— Да, здесь, — дерзко говорит Павел.
Улыбается белокурая издательница.
Через час, после хорошей закуски, начинается чтение повести о доне Родриго.
Павлик взволнован; хотя он и чувствует все достоинства повести, но лицо его покрывается пятнами, голос дрожит, глаза стараются спрятаться, особенно когда на него наскакивает своим язвительным взором экономист.
— Эта повесть, если не ошибаюсь, из испанской жизни. Неужели вы успели съездить в Испанию? — желчно осведомляется он.
На помощь оробевшему сочинителю выступает Татьяна Львовна.
— Это совсем не обязательно, — возражает она. — Вы, Андрей Николаевич, судите по всему с точки зрения вашей науки. Об искусстве рассуждать так не приходится. Вспомните, как сказано:
С кого они портреты пишут?
Где разговоры эти слышат?
Важнее всего, милый Андрей Николаевич, талант!
Она так подчеркивает последнее слово и с таким приметным ударением произносит его, что взбешенный экономист бросает сигару под кресло и углубляется в кекс.
Конечно, двое из слушающих к нему расположены, но этот экономист опасен. Чтение доставляет Павлику немало муки, и только похвалы Татьяны Львовны поддерживают его на всех поворотах повести.

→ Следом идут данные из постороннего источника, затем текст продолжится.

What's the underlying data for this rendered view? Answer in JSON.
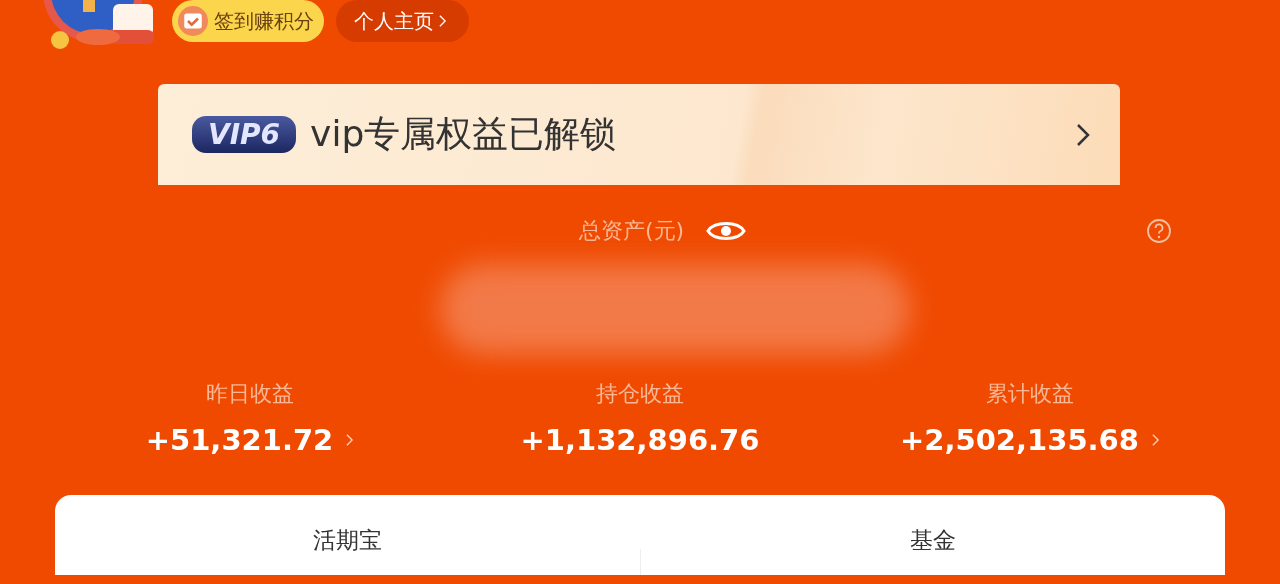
{
  "header": {
    "checkin_button": "签到赚积分",
    "profile_link": "个人主页"
  },
  "vip_banner": {
    "level_badge": "VIP6",
    "text": "vip专属权益已解锁"
  },
  "total_assets": {
    "label": "总资产(元)",
    "hidden": false
  },
  "stats": [
    {
      "label": "昨日收益",
      "value": "+51,321.72",
      "has_arrow": true
    },
    {
      "label": "持仓收益",
      "value": "+1,132,896.76",
      "has_arrow": false
    },
    {
      "label": "累计收益",
      "value": "+2,502,135.68",
      "has_arrow": true
    }
  ],
  "accounts": [
    {
      "label": "活期宝"
    },
    {
      "label": "基金"
    }
  ]
}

Издательница восторгается ею, по-видимому, нелицемерно, редактор Александр Львович сосредоточен и мрачен, ну да иначе и нельзя! Ведь бедному дону Родриго приходится у подъезда плохо, человек не должен радоваться несчастью ближнего, особенно когда над ним рукой преступного убийцы занесен стилет.
— Очаровательно, очаровательно! — восхищалась Татьяна Львовна.
Самый факт убийства совершился только во втором часу ночи, после
чего сердитый экономист тотчас же надел шапку и ушел.
— Сильно, компактно! — угрюмо оценил и редактор и поднялся.
Приходилось уходить и счастливому испанскому автору. Задержала его руку в прихожей издательница и пожала нежным, значительным движением пальцев.
— Завтра в одиннадцать, помните.
С отуманенной головой выходит из редакции Павел.
Идет по тротуару, думая о странной белокурой даме, о своей повести, которую скоро напечатают на страх кому надо, о самом себе, о том, что жизнь его теперь стала бескрасочной, безрадостной как никогда.
Кто-то догоняет его, шлепая большими кожаными калошами; отвратительный запах сигары окружает его; маленький желчный экономист равняется с Павлом, запыхаясь от спешки; при свете фонаря видно, как стекают по его худым желчным щекам капли пота, узкие глаза сверкают как шильца.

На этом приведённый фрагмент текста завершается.